Thumper's Thistle-Patch Carrot Cake
Inspired by the spritely friend, this carrot cake is a celebration of fresh, earthy flavors and a hint of spice. It's moist, tender, and topped with a light, airy cream cheese frosting, reminiscent of a crisp morning in the meadow.

Directions
- 1
Preheat your oven to 350 degrees Fahrenheit (175 degrees Celsius). Grease and flour a 9x13 inch baking pan, or two 9-inch round cake pans.
- 2
In a large bowl, whisk together the flour, baking soda, cinnamon, nutmeg, cloves, and salt. Set aside.
- 3
In a separate large bowl, combine the granulated sugar, vegetable oil, eggs, and 1 teaspoon vanilla extract. Whisk until well combined.
- 4
Gradually add the dry ingredients to the wet ingredients, mixing until just combined.
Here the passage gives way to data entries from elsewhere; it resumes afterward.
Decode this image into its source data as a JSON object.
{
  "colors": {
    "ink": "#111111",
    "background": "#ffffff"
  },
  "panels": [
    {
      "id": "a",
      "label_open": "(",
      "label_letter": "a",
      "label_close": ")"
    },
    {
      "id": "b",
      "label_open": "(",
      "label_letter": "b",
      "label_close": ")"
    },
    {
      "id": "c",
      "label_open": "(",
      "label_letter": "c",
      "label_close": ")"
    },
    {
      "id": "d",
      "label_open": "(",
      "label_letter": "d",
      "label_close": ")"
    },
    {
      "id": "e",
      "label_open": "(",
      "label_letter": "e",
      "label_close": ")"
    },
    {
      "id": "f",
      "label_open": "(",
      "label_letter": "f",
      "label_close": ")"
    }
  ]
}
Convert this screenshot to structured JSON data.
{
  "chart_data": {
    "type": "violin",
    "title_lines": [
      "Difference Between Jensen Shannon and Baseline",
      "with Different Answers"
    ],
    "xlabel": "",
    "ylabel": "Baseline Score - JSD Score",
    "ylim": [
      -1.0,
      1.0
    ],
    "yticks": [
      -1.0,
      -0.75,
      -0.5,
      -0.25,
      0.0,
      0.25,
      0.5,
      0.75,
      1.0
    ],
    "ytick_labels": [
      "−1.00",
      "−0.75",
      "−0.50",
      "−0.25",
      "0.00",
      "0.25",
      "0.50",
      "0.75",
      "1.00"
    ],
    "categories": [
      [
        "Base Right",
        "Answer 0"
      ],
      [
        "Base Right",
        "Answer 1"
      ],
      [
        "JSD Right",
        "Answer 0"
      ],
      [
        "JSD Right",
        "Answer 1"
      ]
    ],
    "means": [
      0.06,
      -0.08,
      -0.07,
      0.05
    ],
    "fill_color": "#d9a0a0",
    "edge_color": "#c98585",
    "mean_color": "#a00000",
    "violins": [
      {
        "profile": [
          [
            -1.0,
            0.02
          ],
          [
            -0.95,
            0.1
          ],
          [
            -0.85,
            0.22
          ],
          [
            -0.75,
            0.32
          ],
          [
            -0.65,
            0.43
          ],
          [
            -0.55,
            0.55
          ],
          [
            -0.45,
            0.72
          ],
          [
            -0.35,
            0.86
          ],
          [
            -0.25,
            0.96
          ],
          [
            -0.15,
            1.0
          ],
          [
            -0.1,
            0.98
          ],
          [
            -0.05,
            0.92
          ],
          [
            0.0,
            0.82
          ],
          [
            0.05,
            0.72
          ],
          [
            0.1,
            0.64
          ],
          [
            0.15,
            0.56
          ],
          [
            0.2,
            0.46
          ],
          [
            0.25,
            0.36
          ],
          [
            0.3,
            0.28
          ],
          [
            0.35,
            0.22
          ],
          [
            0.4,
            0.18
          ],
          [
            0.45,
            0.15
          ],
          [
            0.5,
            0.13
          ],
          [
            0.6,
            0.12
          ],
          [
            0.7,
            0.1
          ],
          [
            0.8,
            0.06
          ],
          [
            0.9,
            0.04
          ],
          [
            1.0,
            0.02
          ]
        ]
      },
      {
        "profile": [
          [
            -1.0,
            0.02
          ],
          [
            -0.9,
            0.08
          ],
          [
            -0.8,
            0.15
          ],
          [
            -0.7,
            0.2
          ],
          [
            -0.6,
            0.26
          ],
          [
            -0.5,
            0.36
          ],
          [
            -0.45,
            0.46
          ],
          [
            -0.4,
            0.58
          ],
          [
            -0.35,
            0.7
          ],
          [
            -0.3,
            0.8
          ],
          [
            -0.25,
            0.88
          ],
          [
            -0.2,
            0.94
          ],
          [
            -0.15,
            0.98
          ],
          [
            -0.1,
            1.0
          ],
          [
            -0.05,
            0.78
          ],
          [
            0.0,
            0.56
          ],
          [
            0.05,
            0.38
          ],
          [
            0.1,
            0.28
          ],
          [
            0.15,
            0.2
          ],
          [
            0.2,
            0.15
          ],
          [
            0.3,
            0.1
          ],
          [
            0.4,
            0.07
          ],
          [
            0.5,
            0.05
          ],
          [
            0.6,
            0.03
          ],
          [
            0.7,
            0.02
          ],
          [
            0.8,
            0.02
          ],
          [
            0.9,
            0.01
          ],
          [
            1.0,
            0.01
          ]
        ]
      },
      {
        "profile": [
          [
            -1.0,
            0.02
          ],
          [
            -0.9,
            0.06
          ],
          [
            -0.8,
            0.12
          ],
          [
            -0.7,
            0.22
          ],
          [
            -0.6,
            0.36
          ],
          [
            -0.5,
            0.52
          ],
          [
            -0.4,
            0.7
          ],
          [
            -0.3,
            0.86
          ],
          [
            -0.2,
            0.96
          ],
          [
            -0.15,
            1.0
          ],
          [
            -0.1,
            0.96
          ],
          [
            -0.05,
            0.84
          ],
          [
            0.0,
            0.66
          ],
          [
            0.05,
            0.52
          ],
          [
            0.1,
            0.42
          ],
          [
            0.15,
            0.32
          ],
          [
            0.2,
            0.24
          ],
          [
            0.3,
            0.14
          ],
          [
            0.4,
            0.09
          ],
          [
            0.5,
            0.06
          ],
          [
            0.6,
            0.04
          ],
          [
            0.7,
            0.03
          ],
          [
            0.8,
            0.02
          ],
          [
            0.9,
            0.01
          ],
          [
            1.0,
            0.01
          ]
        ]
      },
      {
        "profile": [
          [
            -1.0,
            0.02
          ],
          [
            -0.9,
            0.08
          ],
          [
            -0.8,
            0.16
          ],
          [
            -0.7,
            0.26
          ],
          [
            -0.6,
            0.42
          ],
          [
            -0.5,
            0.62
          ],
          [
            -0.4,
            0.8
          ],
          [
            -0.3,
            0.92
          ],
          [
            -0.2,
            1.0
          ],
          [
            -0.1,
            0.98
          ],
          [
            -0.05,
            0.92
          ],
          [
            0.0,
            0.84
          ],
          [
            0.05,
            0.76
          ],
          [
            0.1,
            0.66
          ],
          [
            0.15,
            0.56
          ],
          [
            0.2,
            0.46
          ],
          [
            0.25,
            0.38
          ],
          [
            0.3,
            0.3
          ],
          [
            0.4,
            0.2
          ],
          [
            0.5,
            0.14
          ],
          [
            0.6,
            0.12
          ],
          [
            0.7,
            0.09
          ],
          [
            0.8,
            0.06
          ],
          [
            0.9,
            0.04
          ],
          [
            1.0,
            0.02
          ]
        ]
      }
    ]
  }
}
Do not overmix.
- 5
Fold in the grated carrots and chopped nuts (if using) until evenly distributed throughout the batter.
- 6
Pour the batter into the prepared baking pan(s). For a 9x13 inch pan, bake for 30-35 minutes, or for 9-inch round pans, bake for 25-30 minutes, or until a wooden skewer inserted into the center comes out clean.
- 7
Remove the cake from the oven and let it cool in the pan on a wire rack for 10-15 minutes before inverting it onto the rack to cool completely.
- 8
While the cake cools, prepare the cream cheese frosting: In a medium bowl, beat the softened cream cheese and butter with an electric mixer until light and fluffy.
- 9
Gradually add the sifted powdered sugar, 1/2 cup at a time, beating until smooth and creamy. Beat in 1 teaspoon vanilla extract.
- 10
Once the cake is completely cool, spread the cream cheese frosting evenly over the top and sides of the cake.
- 11
Refrigerate for at least 30 minutes before serving to allow the frosting to set.